Plus, Shaw reasoned, fairness compels that if the accused is named so should the accuser.
But they’re wrong. And pressure from overheated Internet sites makes it even more important that legitimate news media do what’s right.
First, understand that media routinely withhold news. Even among the tiny fraction of newsworthy occurrences that the media choose to cover are many that they report only gingerly. They try not to cause needless pain or exploit the vulnerable. They don’t show corpses much. Children’s names are often held back.
Reformers argue that a rape victim has no more reason for shame than somebody who’s robbed. She should denounce her assailant proudly and publicly, and submit to whatever publicity — and scrutiny — might follow.
But the rape stigma doesn’t arise from some presumption that the woman must have been “asking for it.” Withholding her name isn’t to keep her from being suspected of smoldering promiscuity.
It’s because she has been degraded and humiliated, in the most invasive and detestable way, and nobody wants such degradation made public.
Would a man who was beaten, held down and raped want his name published? Would we tell him to stand up and be counted, in the name of social progress?
Then there’s the argument that publishing only the suspect’s name is unfair. In a legal sense, that notion of equivalence is bogus, and radically miscasts the nature of a sexual assault charge. This isn’t a private dispute. It’s a criminal case, not a lawsuit.

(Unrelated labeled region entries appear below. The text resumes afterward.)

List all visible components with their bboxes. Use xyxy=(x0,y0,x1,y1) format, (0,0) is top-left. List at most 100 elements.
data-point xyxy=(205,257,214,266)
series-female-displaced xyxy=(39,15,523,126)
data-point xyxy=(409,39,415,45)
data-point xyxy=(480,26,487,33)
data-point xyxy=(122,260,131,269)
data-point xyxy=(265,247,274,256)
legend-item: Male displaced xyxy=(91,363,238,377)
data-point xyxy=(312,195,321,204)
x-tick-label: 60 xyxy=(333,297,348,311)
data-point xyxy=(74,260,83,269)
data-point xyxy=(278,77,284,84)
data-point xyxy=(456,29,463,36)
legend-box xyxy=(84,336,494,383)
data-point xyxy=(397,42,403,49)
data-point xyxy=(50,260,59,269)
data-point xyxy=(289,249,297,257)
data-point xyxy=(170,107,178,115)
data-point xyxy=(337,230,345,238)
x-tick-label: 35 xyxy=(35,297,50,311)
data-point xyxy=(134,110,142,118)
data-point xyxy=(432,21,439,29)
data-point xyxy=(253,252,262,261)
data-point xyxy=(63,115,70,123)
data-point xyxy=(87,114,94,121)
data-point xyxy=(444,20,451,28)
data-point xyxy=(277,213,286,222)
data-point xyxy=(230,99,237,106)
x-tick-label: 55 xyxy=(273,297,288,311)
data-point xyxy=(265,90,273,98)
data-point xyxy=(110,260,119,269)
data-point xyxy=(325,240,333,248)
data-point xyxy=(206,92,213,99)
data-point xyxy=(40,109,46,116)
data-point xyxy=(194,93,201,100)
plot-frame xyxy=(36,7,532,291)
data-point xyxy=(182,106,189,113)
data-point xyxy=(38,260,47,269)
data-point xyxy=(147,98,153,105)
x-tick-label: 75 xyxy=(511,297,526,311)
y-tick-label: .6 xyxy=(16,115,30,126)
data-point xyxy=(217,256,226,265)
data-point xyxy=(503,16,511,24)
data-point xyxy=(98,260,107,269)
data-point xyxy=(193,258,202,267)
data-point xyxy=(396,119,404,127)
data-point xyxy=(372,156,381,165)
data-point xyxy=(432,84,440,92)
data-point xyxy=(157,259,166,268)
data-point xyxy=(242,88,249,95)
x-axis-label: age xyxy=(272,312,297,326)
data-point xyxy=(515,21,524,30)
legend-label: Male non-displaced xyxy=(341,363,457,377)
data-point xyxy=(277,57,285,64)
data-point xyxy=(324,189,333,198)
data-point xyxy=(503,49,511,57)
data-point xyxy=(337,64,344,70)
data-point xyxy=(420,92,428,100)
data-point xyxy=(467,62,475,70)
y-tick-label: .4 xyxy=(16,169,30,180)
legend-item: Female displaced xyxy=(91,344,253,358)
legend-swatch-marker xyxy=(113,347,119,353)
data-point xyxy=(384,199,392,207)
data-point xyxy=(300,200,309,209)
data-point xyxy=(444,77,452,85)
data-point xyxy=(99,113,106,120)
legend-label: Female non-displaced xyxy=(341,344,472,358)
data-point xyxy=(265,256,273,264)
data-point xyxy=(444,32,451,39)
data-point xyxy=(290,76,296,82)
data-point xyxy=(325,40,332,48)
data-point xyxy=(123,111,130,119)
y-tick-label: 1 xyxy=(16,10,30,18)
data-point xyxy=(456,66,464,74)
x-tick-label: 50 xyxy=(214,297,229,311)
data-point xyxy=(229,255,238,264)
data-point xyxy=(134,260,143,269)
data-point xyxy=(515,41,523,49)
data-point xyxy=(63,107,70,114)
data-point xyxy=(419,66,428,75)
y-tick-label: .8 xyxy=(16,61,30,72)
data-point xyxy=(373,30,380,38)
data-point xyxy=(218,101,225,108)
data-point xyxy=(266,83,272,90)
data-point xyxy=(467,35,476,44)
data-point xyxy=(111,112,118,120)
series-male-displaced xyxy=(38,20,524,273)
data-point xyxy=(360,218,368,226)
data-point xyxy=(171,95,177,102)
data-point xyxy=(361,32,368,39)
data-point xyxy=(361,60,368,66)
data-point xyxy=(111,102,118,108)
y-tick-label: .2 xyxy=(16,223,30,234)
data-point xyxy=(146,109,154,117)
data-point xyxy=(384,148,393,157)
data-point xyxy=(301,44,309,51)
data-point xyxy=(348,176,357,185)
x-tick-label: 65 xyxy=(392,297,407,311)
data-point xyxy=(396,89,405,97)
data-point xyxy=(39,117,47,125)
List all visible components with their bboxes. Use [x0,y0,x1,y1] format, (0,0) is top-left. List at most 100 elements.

It represents what’s supposed to be the considered conclusion of police and prosecutorial agents that a serious offense against the community has likely taken place. The victim’s accusation is a big factor, but only one. Technically, she’s a witness. There may be others, along with corroborating evidence in the form of semen and wounds. What if she was left comatose and can’t testify? Do we name her anyway?

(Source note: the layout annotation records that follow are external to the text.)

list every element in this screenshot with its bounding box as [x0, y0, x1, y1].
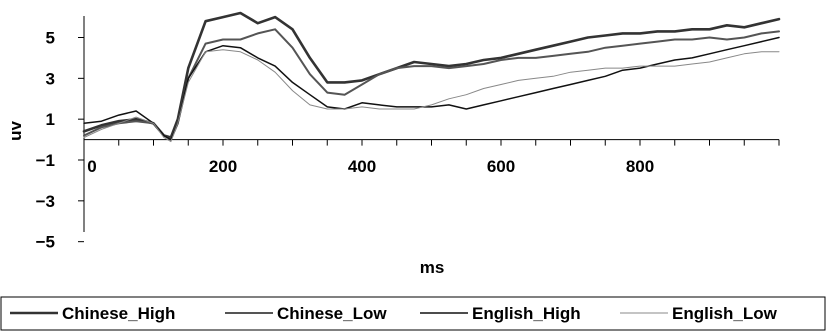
legend-label: English_Low	[672, 304, 778, 323]
legend-item: English_Low	[620, 304, 778, 323]
x-axis: 0 200 400 600 800	[83, 139, 780, 176]
y-tick-label: −1	[36, 151, 55, 170]
legend-label: English_High	[472, 304, 581, 323]
series-line-english-low	[83, 49, 780, 143]
y-tick-label: 1	[46, 110, 55, 129]
series-line-english-high	[83, 36, 780, 141]
y-tick-label: 5	[46, 29, 55, 48]
x-tick-label: 800	[626, 157, 654, 176]
y-tick-label: −3	[36, 192, 55, 211]
legend-item: English_High	[420, 304, 581, 323]
y-axis: −5 −3 −1 1 3 5	[36, 16, 85, 252]
x-tick-label: 600	[487, 157, 515, 176]
legend-item: Chinese_High	[10, 304, 175, 323]
series-line-chinese-high	[82, 11, 781, 139]
legend: Chinese_High Chinese_Low English_High Engli…	[0, 296, 826, 331]
x-axis-title: ms	[420, 258, 445, 277]
x-tick-label: 200	[209, 157, 237, 176]
x-tick-label: 0	[87, 157, 96, 176]
legend-label: Chinese_High	[62, 304, 175, 323]
y-tick-label: 3	[46, 69, 55, 88]
series-layer	[82, 11, 781, 143]
y-axis-title: uv	[6, 121, 25, 141]
x-tick-label: 400	[348, 157, 376, 176]
y-tick-label: −5	[36, 233, 55, 252]
legend-item: Chinese_Low	[225, 304, 387, 323]
legend-frame	[0, 296, 826, 331]
legend-label: Chinese_Low	[277, 304, 387, 323]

Besides, does fairness require the media generally to hang the names of witnesses in criminal cases before the public?
Testifying against someone accused of a violent crime is already an act of heroism. Victim advocates say that even now only a tiny fraction of sexual assaults are reported. Imagine if media scrutiny was one of the rewards of stepping forward to denounce your assailant.
The scariest element of Overholser’s argument involves the shift of informational power toward the Internet, which renders the embargo by established media futile. “Newspapers are not — as they once were — the gatekeepers of such information,” she writes. “The culture has changed. Details about the Kobe Bryant accuser are being bandied about by shock jocks and on the Net netherworld.”
She is, of course, right: The media cannot control information as they once could. Bryant’s accuser is widely known to the small Colorado town where she lives and to the huge Kobe fan base.
But what is known is still different from what is public. That’s part of the vital distinction between gossip and news. An Internet site can post facts, but it can’t legitimate them as an appropriate part of a community’s knowledge of itself. That’s why it didn’t matter that images of the Wall Street Journal reporter’s beheading and of Princess Diana’s gruesome wounds body were available online.
The power to coarsen and cheapen the public discourse remains in the hands of the news media. That job requires judgment, and the media will continue to command respect to the degree that they understand the need for compassion and restraint.